It sounded as if Milliken had giggled to
himself, but when everyone turned to face him, he looked more
serious than excited. “Speaking of design, look at what I noticed
yesterday.” Milliken maneuvered his stylus across the deck and the
image rotated so the roofs of the buildings faced Cyrus and Tanner.
The image mirrored itself on the side opposite Milliken, Cyrus,
Tanner, and Davidson so Uzziah and the Darius image would not have
to move. It then zoomed out along the z-axis of the city at a speed
that made both Davidson and Tanner reel. As it zoomed, it looked as
if the buildings were falling, swirling into some massive drain.
Tanner closed his eyes and reclaimed his seat on the chair as his
head lolled back against the headrest. When the city stopped
falling, Cyrus could see the arrangements of the buildings formed a
distinct pattern. Cyrus had assumed the moiré pattern he had seen
when they had first passed over the city was a trick of light from
the artificial sun interacting with the quartz, coupled with their
own high rate of speed. Those factors alone could have made the
buildings appear to undulate as they had passed over them. Now,
however, looking at the entire breadth of the city from an
impossible vantage point, it was clear the rhythmic pulse of the
buildings was due just as much to the layout as it was to a trick
of light and speed.

“It looks like one of those circles they used
to find in the cornfields at the turn of the millennium,” Davidson
mumbled as his eyes focused. The pattern looked like two swirls
that interlocked in the center, each swirl forming half of a
stepped aster that spread out in the eight cardinal directions. If
the lines of the pattern they formed had actually been lines and
not a trick of the eye played by the varied distances between the
buildings and the roads and the colors of the buildings themselves,
it would have made the aster look as if one half were drawn with a
solid, unbroken line, and the negative space left behind formed the
other half.

“The Hunab Ku,” Darius said as he looked on,
rubbing his beard.

“What?” Uzziah asked, not sure what the
hologram had just said.

“The Hunab Ku is an ancient Mayan symbol. It
is related to the Mayan calendar, but I don’t remember how.” Tanner
didn’t even open his eyes as Darius explained.

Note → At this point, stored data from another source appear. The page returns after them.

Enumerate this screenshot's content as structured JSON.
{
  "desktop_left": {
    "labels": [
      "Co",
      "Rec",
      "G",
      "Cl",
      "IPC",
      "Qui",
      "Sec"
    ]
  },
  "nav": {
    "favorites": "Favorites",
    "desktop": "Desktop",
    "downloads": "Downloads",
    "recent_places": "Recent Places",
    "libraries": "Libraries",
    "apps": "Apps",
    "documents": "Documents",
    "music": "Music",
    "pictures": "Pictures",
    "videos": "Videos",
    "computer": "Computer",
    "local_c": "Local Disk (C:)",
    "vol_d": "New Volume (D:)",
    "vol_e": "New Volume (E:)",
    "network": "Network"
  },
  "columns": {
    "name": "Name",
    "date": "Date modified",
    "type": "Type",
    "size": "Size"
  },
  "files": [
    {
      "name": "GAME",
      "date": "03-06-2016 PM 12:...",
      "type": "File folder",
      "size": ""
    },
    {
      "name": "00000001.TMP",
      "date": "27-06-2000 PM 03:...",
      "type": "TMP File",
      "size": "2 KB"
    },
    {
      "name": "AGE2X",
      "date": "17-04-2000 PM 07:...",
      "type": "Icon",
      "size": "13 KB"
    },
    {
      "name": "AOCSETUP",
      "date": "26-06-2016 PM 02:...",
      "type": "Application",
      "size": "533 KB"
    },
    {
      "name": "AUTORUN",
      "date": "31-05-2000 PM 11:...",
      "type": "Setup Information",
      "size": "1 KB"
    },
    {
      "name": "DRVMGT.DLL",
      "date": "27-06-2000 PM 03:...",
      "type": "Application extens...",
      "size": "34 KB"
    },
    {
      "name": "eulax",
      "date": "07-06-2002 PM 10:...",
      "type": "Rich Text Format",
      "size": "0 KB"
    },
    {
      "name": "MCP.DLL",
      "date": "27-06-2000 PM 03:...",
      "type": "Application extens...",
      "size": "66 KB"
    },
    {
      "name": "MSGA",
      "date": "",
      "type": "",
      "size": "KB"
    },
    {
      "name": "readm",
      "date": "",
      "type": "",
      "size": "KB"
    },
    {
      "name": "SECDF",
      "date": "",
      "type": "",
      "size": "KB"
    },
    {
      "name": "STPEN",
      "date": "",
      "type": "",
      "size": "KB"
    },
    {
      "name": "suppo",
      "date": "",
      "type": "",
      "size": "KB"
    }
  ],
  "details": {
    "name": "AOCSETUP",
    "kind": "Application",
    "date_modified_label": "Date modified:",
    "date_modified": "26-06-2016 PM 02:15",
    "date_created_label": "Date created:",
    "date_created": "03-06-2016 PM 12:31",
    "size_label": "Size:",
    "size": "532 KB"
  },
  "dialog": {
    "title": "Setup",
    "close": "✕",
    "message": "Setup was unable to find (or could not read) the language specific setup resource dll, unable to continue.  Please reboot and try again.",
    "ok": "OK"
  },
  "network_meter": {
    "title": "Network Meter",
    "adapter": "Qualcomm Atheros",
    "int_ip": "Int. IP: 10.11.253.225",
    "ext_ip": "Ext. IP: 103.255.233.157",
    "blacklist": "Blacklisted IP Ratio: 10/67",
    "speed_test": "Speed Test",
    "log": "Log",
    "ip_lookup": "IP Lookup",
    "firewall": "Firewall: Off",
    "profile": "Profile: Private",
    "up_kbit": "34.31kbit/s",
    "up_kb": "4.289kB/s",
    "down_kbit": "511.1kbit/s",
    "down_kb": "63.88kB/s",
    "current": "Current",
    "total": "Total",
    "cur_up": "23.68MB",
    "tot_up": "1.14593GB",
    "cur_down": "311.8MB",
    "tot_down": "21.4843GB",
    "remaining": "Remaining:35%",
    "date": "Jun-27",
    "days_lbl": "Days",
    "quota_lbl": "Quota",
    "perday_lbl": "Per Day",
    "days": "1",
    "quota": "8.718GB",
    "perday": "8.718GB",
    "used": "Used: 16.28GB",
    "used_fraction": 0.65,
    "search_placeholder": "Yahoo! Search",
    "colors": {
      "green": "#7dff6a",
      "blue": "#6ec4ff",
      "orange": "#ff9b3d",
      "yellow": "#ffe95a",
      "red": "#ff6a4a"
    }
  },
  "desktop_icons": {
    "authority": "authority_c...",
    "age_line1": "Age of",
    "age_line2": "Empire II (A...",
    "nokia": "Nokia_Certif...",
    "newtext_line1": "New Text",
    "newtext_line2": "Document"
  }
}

“How could he—you—know that?” Milliken asked
Darius.

“Balam Castenago, one of the engineers on the
J.L. Orbital, used it as a logo for his engineering company. He was
of Quiché descent. He called his company Xmucane Development. It
was called ‘the Hunab Ku’ for Ashan trademark registration
purposes.

Milliken opened his mouth as if to speak, but
then said nothing. Tanner, with his eyes still closed, spoke the
idea that must have frustrated Milliken to silence, “But the city
looks untouched, right? At least untouched before the Ashans got
there. So if no one lived there and it was zipped up like a
vapor-lock for hundreds of thousands of years, who in the hell
built it, and for what?”

“That’s what’s been scraping my brain for the
last week. We can’t even build something like this now, not even if
we combined Ashan and Earth technology, well old Earth technology.”
Milliken shook his head as if he were trying to shake out the
frustration. “No matter how you try to carve it, the timeframe
always breaks a chunk off.”

“Hmm,” Torvald grunted as he looked up from
his own work at the holomonitor connected to the Xerxes. He had
kept silent until now but seemed completely engaged. “Look at the
building shapes, Davidson’s maned lions, Tanner’s Temple, Cyrus’s
yellow sun. All these things are distinctly familiar to us, and yet
would be completely foreign to anyone who existed on Asha today,
six hundred years ago, or on Earth
or
Asha six hundred
thousand
years ago.”

“So what are you saying?” Uzziah stood up
rolling his shoulders back. To Cyrus, he looked unnerved, but it
would have been barely perceptible to someone who had not trained
with him.

“I’m saying the explication is more likely to
be found in things familiar to us, rather than in the unfamiliar.
My guess is that city has more to do with
Earth
than Asha.
Especially with the things Davidson and I uncovered in that
cave.”

• • • • •

Whether it was his body adjusting to the Eos,
the resurgence of his own faith, or the fact that he was again in
command of a dojo, Tanner was filled with a new vigor as he barked
the names of moves at his exponentially larger class.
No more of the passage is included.